Opal Lee, the 96-year-old Texan who successfully championed legislation to make Juneteenth a federal holiday, was honored on Wednesday with the unveiling of a portrait at the state Capitol.

The portrait of Lee, known as the “grandmother of Juneteenth,” is the first new portrait to be hung in the state Senate chamber in more than 40 years.

“This is a historic day,” Texas Lt. Gov. Dan Patrick said during the unveiling ceremony.

Lee, who walked from Fort Worth to Washington, DC, to advocate for the Juneteenth holiday, received a standing ovation during the ceremony. “This does not happen often, it’s a great honor,” Patrick said.

The resolution to honor Lee was presented by State Sen. Royce West who said Lee is “worthy of all the accolades” that have come her way.

State Sen. Borris Miles said the celebration of Lee is an example of Texas giving people roses while they are alive to receive them. Miles called Lee a “living legend” whose work will be studied and admired for generations.

Lee told CNN she was delighted when she heard she would be honored with a portrait in the statehouse.

“I was humbled,” Lee said. “I’m hanging in the same chamber with Barbara Jordan. Oh, wow. I didn’t know how to act.”

Lee’s portrait joins the portrait of late Rep. Barbara Jordan to be the only two Black Americans honored in such a manner in the Texas statehouse. Jordan served in the Texas state Senate prior to representing the state in Congress until her death in 1996.

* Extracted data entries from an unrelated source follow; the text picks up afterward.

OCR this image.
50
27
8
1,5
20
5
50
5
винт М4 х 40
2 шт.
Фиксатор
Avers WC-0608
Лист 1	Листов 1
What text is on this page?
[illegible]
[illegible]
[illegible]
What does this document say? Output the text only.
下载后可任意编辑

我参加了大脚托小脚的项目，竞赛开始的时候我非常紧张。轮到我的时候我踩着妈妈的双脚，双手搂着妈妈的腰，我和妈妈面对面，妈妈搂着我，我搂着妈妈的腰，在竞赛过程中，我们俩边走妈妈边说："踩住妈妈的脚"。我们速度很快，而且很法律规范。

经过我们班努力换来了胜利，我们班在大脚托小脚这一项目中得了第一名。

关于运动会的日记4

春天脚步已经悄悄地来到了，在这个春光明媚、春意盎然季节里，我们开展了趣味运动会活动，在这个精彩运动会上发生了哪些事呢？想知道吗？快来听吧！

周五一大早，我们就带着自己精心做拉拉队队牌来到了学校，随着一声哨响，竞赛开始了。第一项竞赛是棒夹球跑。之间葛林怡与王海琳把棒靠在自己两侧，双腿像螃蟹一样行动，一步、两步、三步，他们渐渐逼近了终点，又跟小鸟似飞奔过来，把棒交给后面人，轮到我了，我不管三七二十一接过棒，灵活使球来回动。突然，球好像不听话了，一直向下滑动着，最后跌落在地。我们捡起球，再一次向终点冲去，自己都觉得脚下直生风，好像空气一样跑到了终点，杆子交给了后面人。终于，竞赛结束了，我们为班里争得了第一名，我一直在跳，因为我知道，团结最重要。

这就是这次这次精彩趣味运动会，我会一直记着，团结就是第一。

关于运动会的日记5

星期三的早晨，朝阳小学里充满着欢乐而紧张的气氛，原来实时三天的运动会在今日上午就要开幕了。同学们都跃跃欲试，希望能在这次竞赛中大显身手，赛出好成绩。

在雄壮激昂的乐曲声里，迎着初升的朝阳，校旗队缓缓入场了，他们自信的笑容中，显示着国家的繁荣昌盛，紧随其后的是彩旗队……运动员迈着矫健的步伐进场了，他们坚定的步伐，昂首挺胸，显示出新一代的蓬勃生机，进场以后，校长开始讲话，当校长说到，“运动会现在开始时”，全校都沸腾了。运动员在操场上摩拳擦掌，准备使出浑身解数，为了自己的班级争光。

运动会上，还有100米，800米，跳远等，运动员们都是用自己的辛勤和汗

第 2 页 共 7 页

President Joe Biden signed the bill making Juneteenth a national holiday in June 2021.

Lee told CNN she plans to continue her activism advocating for issues such as joblessness, homelessness, health care, and climate change but also wants to continue to educate others about Juneteenth and the effects of racism.

She said it’s up to the youth to teach people to love and not to hate.

“I don’t see why the color of your skin seems to make a difference,” Lee said, adding that it’s time for society to “get over” racism.

Since getting Juneteenth recognized as a federal holiday, Lee has written a children’s book to help educate the youth about Juneteenth and is working on getting funding for a Juneteenth museum in Fort Worth.

“Everybody has a part to play,” Lee said.